Veli toplantısına neden gitmeyiz? Çünkü önemli bir toplantı değildir. İşimiz gücümüz vardır. Meşgul olduğumuz güne denk gelmiştir. Lisede okuyan bir öğrencinin veli toplantısında ne konuşulur ki? Hep aynı şeyler. Öğretmenler öğrencilerden şikayet eder. Okula yardım isterler. Ona benzer şeyler işte.
Whatsapp’tan öğretmene hesap sormak serbest olduğu için veli toplantısına gitmeye gerek yoktur. Oysa bütün bu sebepleri bir süreliğine tersine çevirip konuya baksak bazı şeyleri önleyebiliriz belki de.
Oğlunuz/kızınız 9. sınıfta okuyor olsun. Veli toplantısına her veli katılmış olsun. Öğretmen bu tablo karşısında öncelikle duygulanır. Öyle bir konuşma yapar ki candan bir şekilde dinleyen veliler duyduklarını eve gidince uygulamaya başlarlar. Gençler üzerinde proaktif bir etki ortaya çıkmaya başlar. Gençler okulu ciddiye alan velilerini ciddiye almaya başlar. Çünkü okula gitmiştir o veli ve oğlunun/kızının bir çok dersteki durumunu öğrenmiş, öğretmenlerin hepsiyle eksiksiz görüşmüş ve görüş alışverişinde bulunmuştur.
O dakikadan itibaren hem öğretmenler hem okul idaresi hem de velilerin yüksek alakasıyla gençler üzerlerinde bir mahalle baskısı hissetmeye başlar. Ders çalışmayanlar ders çalışmaya başlar. Ders dinlemeyenler ders dinlemeye başlar. Anne babalar çocuklarına kitaplar alıp onları şaşırtırlar. “İşte kızım sana bir Fizik kitabı aldım. Hadi bakalım bu sorular bitecek!” derler. Okulda öğretmenler kendilerine gelen soruları cevaplarlar. Böylece büyük rekabete bu ilgisiz gençler de katılmaya başlar.

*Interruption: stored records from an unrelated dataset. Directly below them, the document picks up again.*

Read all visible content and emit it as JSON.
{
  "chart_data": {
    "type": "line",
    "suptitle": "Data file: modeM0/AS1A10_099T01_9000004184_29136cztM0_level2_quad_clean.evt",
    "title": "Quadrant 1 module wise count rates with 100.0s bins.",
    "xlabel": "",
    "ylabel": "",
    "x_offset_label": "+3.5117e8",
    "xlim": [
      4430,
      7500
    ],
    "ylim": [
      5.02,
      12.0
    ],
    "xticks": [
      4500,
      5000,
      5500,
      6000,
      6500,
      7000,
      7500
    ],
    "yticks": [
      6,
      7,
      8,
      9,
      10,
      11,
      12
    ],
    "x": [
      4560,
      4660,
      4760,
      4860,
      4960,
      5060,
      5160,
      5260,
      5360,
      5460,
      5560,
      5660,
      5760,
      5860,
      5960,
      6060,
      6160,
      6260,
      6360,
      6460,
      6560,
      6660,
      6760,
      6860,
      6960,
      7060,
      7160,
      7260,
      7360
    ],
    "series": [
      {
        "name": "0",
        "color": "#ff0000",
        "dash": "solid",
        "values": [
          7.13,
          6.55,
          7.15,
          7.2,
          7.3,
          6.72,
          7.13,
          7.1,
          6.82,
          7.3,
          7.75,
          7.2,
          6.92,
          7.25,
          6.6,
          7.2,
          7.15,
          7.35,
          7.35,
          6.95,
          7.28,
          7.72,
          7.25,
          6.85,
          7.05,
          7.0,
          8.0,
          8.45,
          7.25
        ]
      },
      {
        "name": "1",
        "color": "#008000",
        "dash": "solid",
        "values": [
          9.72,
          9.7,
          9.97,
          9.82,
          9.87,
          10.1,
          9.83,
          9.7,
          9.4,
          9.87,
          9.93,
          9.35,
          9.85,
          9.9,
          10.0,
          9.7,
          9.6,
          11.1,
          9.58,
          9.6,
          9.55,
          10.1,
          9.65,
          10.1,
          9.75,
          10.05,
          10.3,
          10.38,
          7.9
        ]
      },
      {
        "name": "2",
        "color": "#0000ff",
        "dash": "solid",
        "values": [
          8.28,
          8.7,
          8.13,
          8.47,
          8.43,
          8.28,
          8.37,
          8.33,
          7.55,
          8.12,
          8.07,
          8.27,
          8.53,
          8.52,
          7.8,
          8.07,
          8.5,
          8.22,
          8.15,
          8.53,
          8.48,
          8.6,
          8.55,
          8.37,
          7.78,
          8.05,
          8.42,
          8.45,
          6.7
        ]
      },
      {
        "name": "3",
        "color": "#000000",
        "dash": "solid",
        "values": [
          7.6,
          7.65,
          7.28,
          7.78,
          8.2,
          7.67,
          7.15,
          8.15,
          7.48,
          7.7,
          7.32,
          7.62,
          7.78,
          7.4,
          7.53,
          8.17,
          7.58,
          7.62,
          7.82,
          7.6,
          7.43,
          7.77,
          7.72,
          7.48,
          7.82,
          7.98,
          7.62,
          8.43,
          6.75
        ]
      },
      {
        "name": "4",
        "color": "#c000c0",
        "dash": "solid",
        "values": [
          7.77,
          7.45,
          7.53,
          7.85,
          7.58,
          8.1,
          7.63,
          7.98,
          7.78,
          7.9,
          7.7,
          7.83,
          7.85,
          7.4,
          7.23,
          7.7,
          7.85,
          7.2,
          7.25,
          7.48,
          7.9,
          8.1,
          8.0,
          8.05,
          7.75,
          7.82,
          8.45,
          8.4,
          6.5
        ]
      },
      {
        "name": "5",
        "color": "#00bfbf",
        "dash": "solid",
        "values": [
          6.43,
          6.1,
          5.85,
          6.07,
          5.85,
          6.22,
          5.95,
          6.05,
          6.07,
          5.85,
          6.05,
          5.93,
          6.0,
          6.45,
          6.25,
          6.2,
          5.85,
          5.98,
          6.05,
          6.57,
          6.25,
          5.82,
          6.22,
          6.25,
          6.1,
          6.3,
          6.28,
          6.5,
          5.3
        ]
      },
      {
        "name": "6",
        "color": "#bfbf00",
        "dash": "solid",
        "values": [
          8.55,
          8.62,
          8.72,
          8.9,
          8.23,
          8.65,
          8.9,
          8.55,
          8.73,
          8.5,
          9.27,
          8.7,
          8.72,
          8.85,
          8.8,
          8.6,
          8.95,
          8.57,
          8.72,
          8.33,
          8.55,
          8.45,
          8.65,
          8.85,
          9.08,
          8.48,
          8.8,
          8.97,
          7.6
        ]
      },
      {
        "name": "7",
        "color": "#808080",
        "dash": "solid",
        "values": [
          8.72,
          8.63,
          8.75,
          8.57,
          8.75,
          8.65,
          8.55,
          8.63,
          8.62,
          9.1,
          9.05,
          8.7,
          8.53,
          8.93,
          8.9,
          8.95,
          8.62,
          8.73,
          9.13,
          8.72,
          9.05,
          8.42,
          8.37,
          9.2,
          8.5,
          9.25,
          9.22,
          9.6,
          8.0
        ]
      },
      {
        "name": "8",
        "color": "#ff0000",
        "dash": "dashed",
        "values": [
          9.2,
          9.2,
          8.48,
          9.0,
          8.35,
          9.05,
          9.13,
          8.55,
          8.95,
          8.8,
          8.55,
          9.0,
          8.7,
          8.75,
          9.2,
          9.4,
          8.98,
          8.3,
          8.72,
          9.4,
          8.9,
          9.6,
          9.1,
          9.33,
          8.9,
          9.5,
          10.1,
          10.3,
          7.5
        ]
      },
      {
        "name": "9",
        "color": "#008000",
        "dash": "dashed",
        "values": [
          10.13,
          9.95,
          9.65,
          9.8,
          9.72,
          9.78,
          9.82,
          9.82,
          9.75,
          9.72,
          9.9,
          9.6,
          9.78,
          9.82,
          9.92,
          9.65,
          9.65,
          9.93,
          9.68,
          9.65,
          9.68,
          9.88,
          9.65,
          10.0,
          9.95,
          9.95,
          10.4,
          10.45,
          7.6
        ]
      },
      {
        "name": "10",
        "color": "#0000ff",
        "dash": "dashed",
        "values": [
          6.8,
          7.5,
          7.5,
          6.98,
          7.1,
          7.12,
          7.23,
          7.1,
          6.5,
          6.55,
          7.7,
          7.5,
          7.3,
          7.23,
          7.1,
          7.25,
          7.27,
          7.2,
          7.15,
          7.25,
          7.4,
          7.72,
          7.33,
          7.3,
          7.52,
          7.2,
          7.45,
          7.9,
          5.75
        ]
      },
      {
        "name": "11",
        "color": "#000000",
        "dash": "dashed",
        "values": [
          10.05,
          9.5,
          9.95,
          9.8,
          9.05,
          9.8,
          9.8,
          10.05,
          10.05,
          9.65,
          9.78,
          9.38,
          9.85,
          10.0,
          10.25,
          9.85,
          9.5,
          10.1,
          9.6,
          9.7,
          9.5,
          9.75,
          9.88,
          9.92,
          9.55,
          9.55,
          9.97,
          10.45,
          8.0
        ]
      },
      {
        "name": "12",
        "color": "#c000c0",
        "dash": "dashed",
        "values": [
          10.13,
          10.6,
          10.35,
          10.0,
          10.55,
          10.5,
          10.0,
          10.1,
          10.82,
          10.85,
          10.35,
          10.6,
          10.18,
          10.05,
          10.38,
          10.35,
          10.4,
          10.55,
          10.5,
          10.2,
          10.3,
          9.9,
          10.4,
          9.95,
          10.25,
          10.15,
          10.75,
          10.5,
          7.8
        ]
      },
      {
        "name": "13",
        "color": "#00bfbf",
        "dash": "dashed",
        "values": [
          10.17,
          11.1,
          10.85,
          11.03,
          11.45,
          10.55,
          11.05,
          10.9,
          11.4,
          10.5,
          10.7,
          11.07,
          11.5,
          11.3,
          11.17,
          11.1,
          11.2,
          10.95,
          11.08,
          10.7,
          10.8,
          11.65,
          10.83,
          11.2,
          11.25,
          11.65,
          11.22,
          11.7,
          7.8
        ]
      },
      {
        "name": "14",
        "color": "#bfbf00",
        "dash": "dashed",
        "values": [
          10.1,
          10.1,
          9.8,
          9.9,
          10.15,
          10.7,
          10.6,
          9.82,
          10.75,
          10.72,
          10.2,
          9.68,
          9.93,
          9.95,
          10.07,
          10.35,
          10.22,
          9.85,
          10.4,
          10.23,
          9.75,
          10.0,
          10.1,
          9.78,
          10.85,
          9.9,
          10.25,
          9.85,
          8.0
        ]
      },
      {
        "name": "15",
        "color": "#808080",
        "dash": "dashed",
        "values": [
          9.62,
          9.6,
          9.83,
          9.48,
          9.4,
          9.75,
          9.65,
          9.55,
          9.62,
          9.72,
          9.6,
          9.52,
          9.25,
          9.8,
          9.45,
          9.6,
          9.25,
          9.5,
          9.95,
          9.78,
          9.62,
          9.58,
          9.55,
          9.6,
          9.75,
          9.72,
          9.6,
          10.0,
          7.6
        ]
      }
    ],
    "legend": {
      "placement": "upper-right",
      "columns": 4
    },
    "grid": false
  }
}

Ülkenin bir şehrinde bir çok okulda, bir çok sınıfta, bir yerlerde bir çok öğrenci bu yarışa erkenden katılıp öğretmenlerinden faydalanıyor. Ancak pek çok okulda da öğrenciler öğretmenleriyle ders dışında bir etkileşime girmiyorlar. Hatta dersi dinlemiyorlar. Öğretmen avazı çıktığı kadar bağırmaktan bitap düşüyor. Verim düşüyor. Kalite düşüyor. Öğrencilerin ilgisini cezbedecek hamleler yapmak ancak veli-okul dayanışmasıyla olabilir.
Tek başına bir öğretmen bir şey yapamaz. Hem okul idaresi hem veliler hem de öğretmenler işbirliği yapmayı öğrenmelidirler. Bu yapılmadıkça öğrencilerden akademik başarı beklenmemelidir. Öğrenciler işi ciddiye almalı ve derslerin içeriğiyle ilgilenmelidirler.Hatta derslere hazırlıklı gelmeliler.
Öğretmenleri daha canlı görmek istiyorsanız o öğretmenlerle iyi iletişim kurmalısınız. Bir veli olarak veli toplantılarına mutlaka katılmalısınız. Aksi takdirde üniversite sınavı gelir kapıyı çalar. Ama temeli olmayan oğlunuz ya da kızınız çok geç kalmış olabilir.
Elbette herşey üniversite demek değil. Hayatın içinde bir çok konum var, çocuklar bu konumlara da talip olabilir. Ama bir realite olarak üniversite sınavı var. Bu sınava herkes hazırlanmak istiyor. Nasıl bir yol izleneceğini ise kimse bilmiyor. Gençler ihmal ediliyor. Bu doğru değil.
Ey anne babalar veliler, gelin çocuklarınızın okul sıralarını görün, temizlik yapılıp yapılmadığını sorun, oradan çocuğunuzun oturduğu sıradan tahtaya bakın. Öğretmene bakın. Öğretmenlere bakın.
Devletin bedava verilen bir hizmeti sanılan eğitim öğretim hizmetlerine bakın. Bunların hepsinin bedeli ödeniyor. Ve siz vergiler ödüyorsunuz. Cebinizden çıkıyor hepsi. Gelin aldığınız hizmeti değerlendirin, sorgulayın, konuşun, tartışın.